Uluslararası Yönetim İktisat ve İşletme Kongresi'24, Zonguldak, Türkiye, 9 - 10 Mayıs 2024, ss.1-2
Inflation, interest rate
and exchange rate variables are important for the macroeconomic stability of
countries. High inflation has been a major problem in Turkey, especially since
the 1980s. Volatility in exchange rates, on the other hand, increases the
vulnerability of the economy and paves the way for financial crises. The
instability in interest rates also negatively affects the national economy,
especially in terms of investment decisions. The aim of this study is to reveal
the interrelationships among exchange rates, inflation and interest rates in
the Turkish economy. In this framework, dollar exchange rate, CPI and deposit
interest rates between January 2005 and October 23 are used as the data set.
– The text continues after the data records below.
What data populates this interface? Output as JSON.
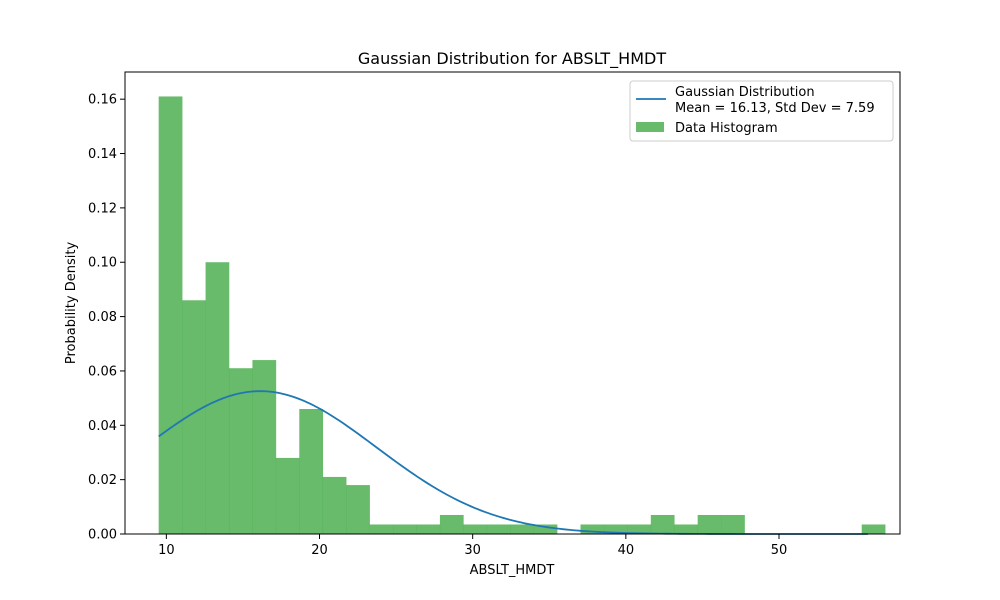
{
  "chart_data": {
    "type": "bar",
    "title": "Gaussian Distribution for ABSLT_HMDT",
    "xlabel": "ABSLT_HMDT",
    "ylabel": "Probability Density",
    "xlim": [
      7.3,
      57.9
    ],
    "ylim": [
      0,
      0.17
    ],
    "xticks": [
      10,
      20,
      30,
      40,
      50
    ],
    "xtick_labels": [
      "10",
      "20",
      "30",
      "40",
      "50"
    ],
    "yticks": [
      0,
      0.02,
      0.04,
      0.06,
      0.08,
      0.1,
      0.12,
      0.14,
      0.16
    ],
    "ytick_labels": [
      "0.00",
      "0.02",
      "0.04",
      "0.06",
      "0.08",
      "0.10",
      "0.12",
      "0.14",
      "0.16"
    ],
    "grid": false,
    "legend_position": "top-right",
    "histogram": {
      "name": "Data Histogram",
      "color": "#4caf50",
      "bin_start": 9.5,
      "bin_width": 1.53,
      "densities": [
        0.161,
        0.086,
        0.1,
        0.061,
        0.064,
        0.028,
        0.046,
        0.021,
        0.018,
        0.0035,
        0.0035,
        0.0035,
        0.007,
        0.0035,
        0.0035,
        0.0035,
        0.0035,
        0,
        0.0035,
        0.0035,
        0.0035,
        0.007,
        0.0035,
        0.007,
        0.007,
        0,
        0,
        0,
        0,
        0,
        0.0035
      ]
    },
    "gaussian": {
      "name": "Gaussian Distribution",
      "name_line2": "Mean = 16.13, Std Dev = 7.59",
      "color": "#1f77b4",
      "mean": 16.13,
      "std": 7.59,
      "x_range": [
        9.5,
        55.8
      ]
    }
  }
}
The data were obtained from the Central Bank's EDS website. ARDL method was
used as the methodology in the study. The difference of the study from the
literature is that structural breaks are included in the econometric model.
According to the findings of the study, there is a long-run cointegration
relationship between the variables. Moreover, it is observed that the error
correction model works. In other words, short-run deviations are eliminated in
the long run and the equilibrium relationship is restored. It takes
approximately 9 months to eliminate these deviations. In the long run, a 1%
increase in the interest rate increases the dollar exchange rate by approximately
0.19%. A 1% increase in the CPI increases the dollar exchange rate by
approximately 1.2%. In addition, structural breaks in August 2006, February
2015 and March 2020 were found to be statistically significant. In the short
run, a 1% increase in interest rates leads to an increase of approximately
0.17% in exchange rates. A 1% increase in CPI increases exchange rates by
approximately 0.94% in the short run.